English edit

Proper noun edit

Eʋeland

  1. Alternative form of Eweland.
    • 1971, Gilbert Ansre, “Language Standardisation in Sub-Saharan Africa”, in Thomas A[lbert] Sebeok, editor, Current Trends in Linguistics, volume 7 (Linguistics in Sub-Saharan Africa), The Hague, Paris: Mouton, →LCCN, page 684:
      The main sources of information about the development of Standard Eʋe are in German. There are two main reasons for this: First, German missionaries of the Norddeutsche Missions-Gesellschaft (Bremen) were the first to bring Christianity, with the formal western education that was associated with it, to Eʋeland. Secondly, the German colony of Togo lay in the heartland of Eʋeland.

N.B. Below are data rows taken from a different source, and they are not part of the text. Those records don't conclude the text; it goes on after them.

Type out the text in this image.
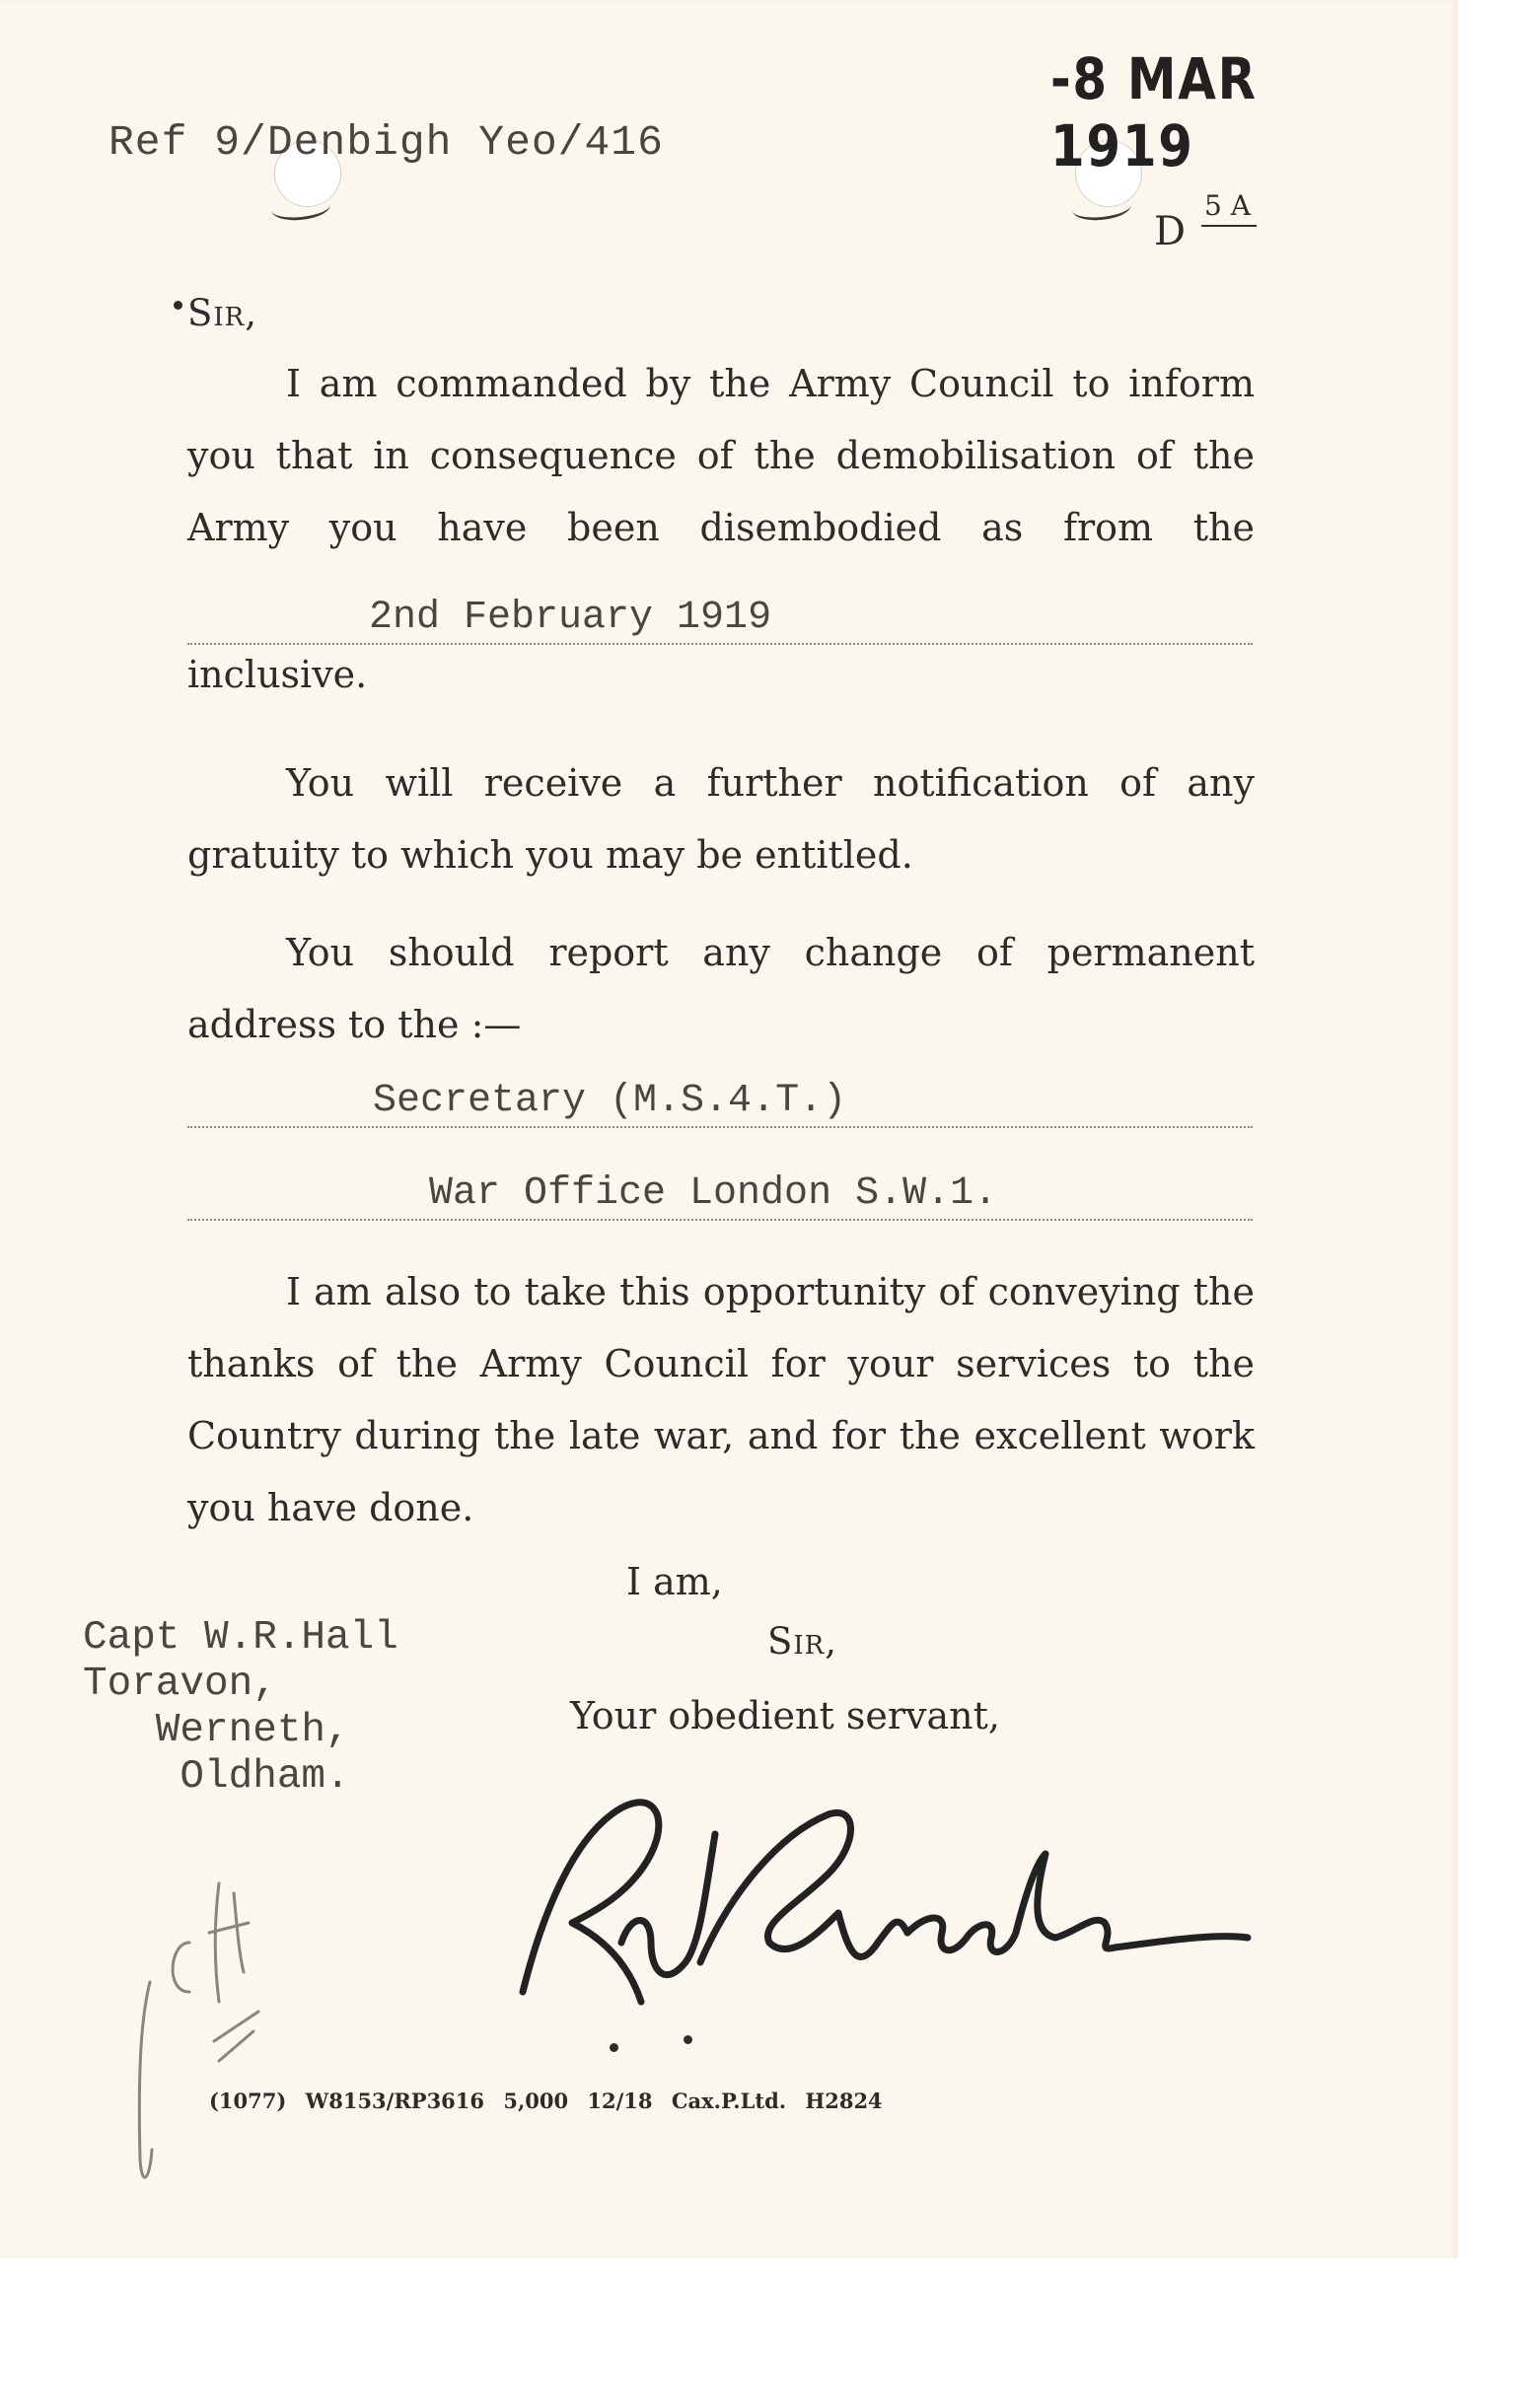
Ref 9/Denbigh Yeo/416
-8 MAR 1919
D
5 A
Sir,
I am commanded by the Army Council to inform you that in consequence of the demobilisation of the Army you have been disembodied as from the
2nd February 1919
inclusive.
You will receive a further notification of any gratuity to which you may be entitled.
You should report any change of permanent address to the :—
Secretary (M.S.4.T.)
War Office London S.W.1.
I am also to take this opportunity of conveying the thanks of the Army Council for your services to the Country during the late war, and for the excellent work you have done.
I am,
Sir,
Your obedient servant,
Capt W.R.Hall
Toravon,
Werneth,
Oldham.
(1077) W8153/RP3616 5,000 12/18 Cax.P.Ltd. H2824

    • 1976, Charles M. K. Mamattah, The Eʋes of West Africa: The Aŋlɔ-Eʋes and Their Immediate Neighbours, Volta Research Publications, page 66:
      The Eastern boundary is the Mɔnɔ, Daxomε. But Eʋeland is officially known to be bounded on the East by the artificial international frontier between Ghana-Togo-Dahomey-Nigeria.

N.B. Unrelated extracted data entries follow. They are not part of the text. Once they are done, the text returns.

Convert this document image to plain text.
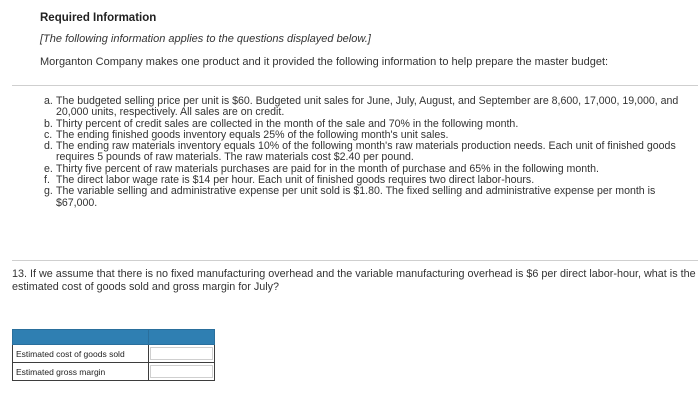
Required Information
[The following information applies to the questions displayed below.]
Morganton Company makes one product and it provided the following information to help prepare the master budget:
a. The budgeted selling price per unit is $60. Budgeted unit sales for June, July, August, and September are 8,600, 17,000, 19,000, and 20,000 units, respectively. All sales are on credit.
b. Thirty percent of credit sales are collected in the month of the sale and 70% in the following month.
c. The ending finished goods inventory equals 25% of the following month's unit sales.
d. The ending raw materials inventory equals 10% of the following month's raw materials production needs. Each unit of finished goods requires 5 pounds of raw materials. The raw materials cost $2.40 per pound.
e. Thirty five percent of raw materials purchases are paid for in the month of purchase and 65% in the following month.
f. The direct labor wage rate is $14 per hour. Each unit of finished goods requires two direct labor-hours.
g. The variable selling and administrative expense per unit sold is $1.80. The fixed selling and administrative expense per month is $67,000.
13. If we assume that there is no fixed manufacturing overhead and the variable manufacturing overhead is $6 per direct labor-hour, what is the estimated cost of goods sold and gross margin for July?

Estimated cost of goods sold	
Estimated gross margin	
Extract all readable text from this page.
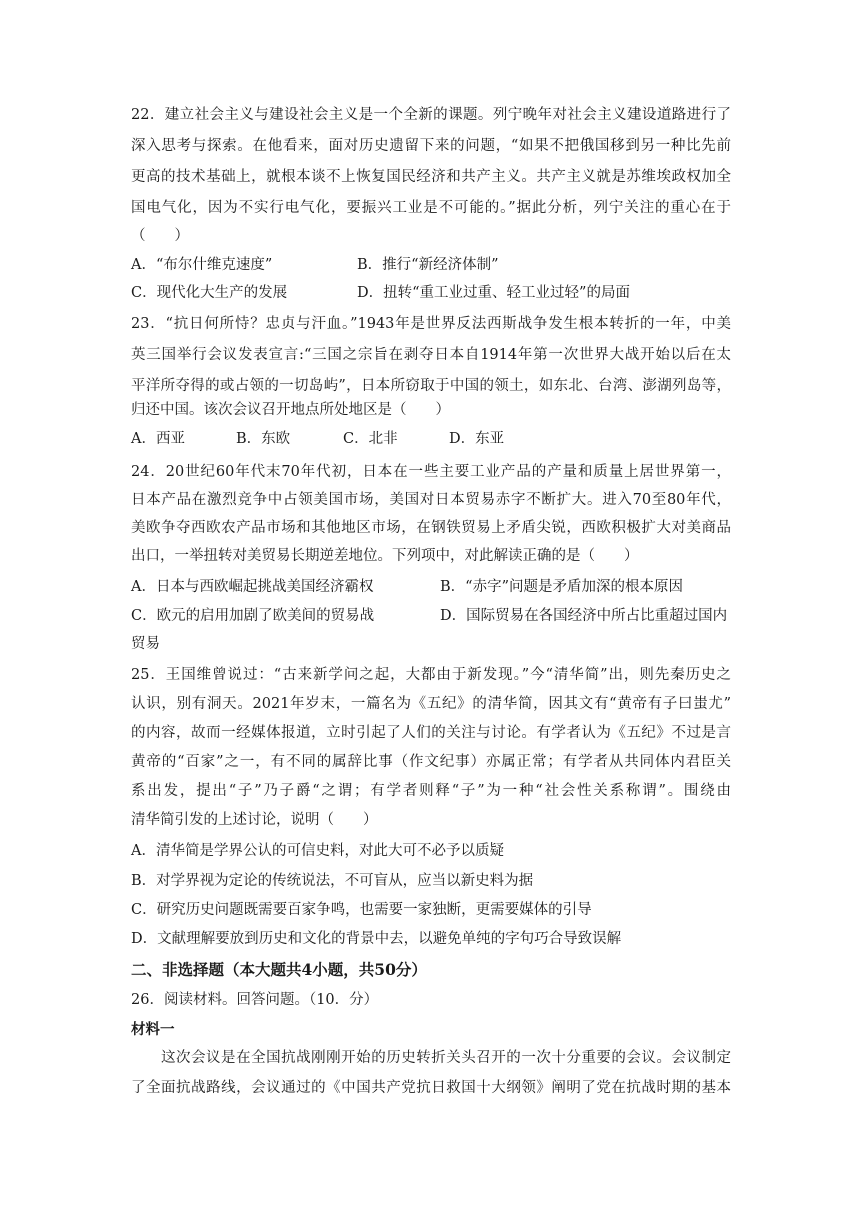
22．建立社会主义与建设社会主义是一个全新的课题。列宁晚年对社会主义建设道路进行了
深入思考与探索。在他看来，面对历史遗留下来的问题，“如果不把俄国移到另一种比先前
更高的技术基础上，就根本谈不上恢复国民经济和共产主义。共产主义就是苏维埃政权加全
国电气化，因为不实行电气化，要振兴工业是不可能的。”据此分析，列宁关注的重心在于
（　　）
A．“布尔什维克速度”	B．推行“新经济体制”
C．现代化大生产的发展	D．扭转“重工业过重、轻工业过轻”的局面
23．“抗日何所恃？忠贞与汗血。”1943年是世界反法西斯战争发生根本转折的一年，中美
英三国举行会议发表宣言:“三国之宗旨在剥夺日本自1914年第一次世界大战开始以后在太
平洋所夺得的或占领的一切岛屿”，日本所窃取于中国的领土，如东北、台湾、澎湖列岛等，
归还中国。该次会议召开地点所处地区是（　　）
A．西亚	B．东欧	C．北非	D．东亚
24．20世纪60年代末70年代初，日本在一些主要工业产品的产量和质量上居世界第一，
日本产品在激烈竞争中占领美国市场，美国对日本贸易赤字不断扩大。进入70至80年代，
美欧争夺西欧农产品市场和其他地区市场，在钢铁贸易上矛盾尖锐，西欧积极扩大对美商品
出口，一举扭转对美贸易长期逆差地位。下列项中，对此解读正确的是（　　）
A．日本与西欧崛起挑战美国经济霸权	B．“赤字”问题是矛盾加深的根本原因
C．欧元的启用加剧了欧美间的贸易战	D．国际贸易在各国经济中所占比重超过国内
贸易
25．王国维曾说过：“古来新学问之起，大都由于新发现。”今“清华简”出，则先秦历史之
认识，别有洞天。2021年岁末，一篇名为《五纪》的清华简，因其文有“黄帝有子曰蚩尤”
的内容，故而一经媒体报道，立时引起了人们的关注与讨论。有学者认为《五纪》不过是言
黄帝的“百家”之一，有不同的属辞比事（作文纪事）亦属正常；有学者从共同体内君臣关
系出发，提出“子”乃子爵“之谓；有学者则释“子”为一种“社会性关系称谓”。围绕由
清华简引发的上述讨论，说明（　　）
A．清华简是学界公认的可信史料，对此大可不必予以质疑
B．对学界视为定论的传统说法，不可盲从，应当以新史料为据
C．研究历史问题既需要百家争鸣，也需要一家独断，更需要媒体的引导
D．文献理解要放到历史和文化的背景中去，以避免单纯的字句巧合导致误解
二、非选择题（本大题共4小题，共50分）
26．阅读材料。回答问题。（10．分）
材料一
这次会议是在全国抗战刚刚开始的历史转折关头召开的一次十分重要的会议。会议制定
了全面抗战路线，会议通过的《中国共产党抗日救国十大纲领》阐明了党在抗战时期的基本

    • 1991, “Greeting Performance In Eʋeland”, in Southern Folklore, volume 48, page 224:
      Today, while formal greetings are still performed in rural Eʋeland, in the southern cities they are undergoing significant lexical and structural changes, so much so that they are becoming authentic urban greeting performances.

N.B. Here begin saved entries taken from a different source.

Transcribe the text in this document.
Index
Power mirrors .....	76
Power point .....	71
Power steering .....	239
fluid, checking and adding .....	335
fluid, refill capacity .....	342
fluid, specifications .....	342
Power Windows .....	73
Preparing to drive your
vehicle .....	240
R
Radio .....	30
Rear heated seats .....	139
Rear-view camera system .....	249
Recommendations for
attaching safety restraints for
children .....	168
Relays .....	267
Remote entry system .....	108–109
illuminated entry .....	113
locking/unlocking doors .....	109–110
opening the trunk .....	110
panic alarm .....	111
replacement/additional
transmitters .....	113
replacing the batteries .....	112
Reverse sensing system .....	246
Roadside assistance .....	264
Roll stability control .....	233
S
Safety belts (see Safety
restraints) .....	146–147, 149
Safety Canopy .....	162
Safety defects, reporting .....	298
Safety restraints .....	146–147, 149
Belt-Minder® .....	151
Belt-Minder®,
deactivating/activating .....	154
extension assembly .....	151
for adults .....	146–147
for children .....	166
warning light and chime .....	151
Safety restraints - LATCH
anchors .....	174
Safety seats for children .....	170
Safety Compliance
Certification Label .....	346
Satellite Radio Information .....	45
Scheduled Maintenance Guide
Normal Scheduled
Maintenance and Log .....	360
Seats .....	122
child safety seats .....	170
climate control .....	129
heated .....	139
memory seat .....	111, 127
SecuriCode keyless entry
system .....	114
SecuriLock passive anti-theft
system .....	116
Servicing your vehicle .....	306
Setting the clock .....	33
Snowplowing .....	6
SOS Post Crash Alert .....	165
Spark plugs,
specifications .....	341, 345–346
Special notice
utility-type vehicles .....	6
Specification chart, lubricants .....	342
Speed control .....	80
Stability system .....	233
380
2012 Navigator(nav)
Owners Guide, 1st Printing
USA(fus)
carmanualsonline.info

    • 2017, David C. K. Tay, “[Bremen Mission Society and E. P. Church: 1847-1955] Post Asante War Growth”, in Mawuli School: The Early Years, FriesenPress, →ISBN:
      Within the post-Asante War period when progress was being made in Peki, the Bremen Mission church expansion occurred steadily in other areas of Eʋeland also.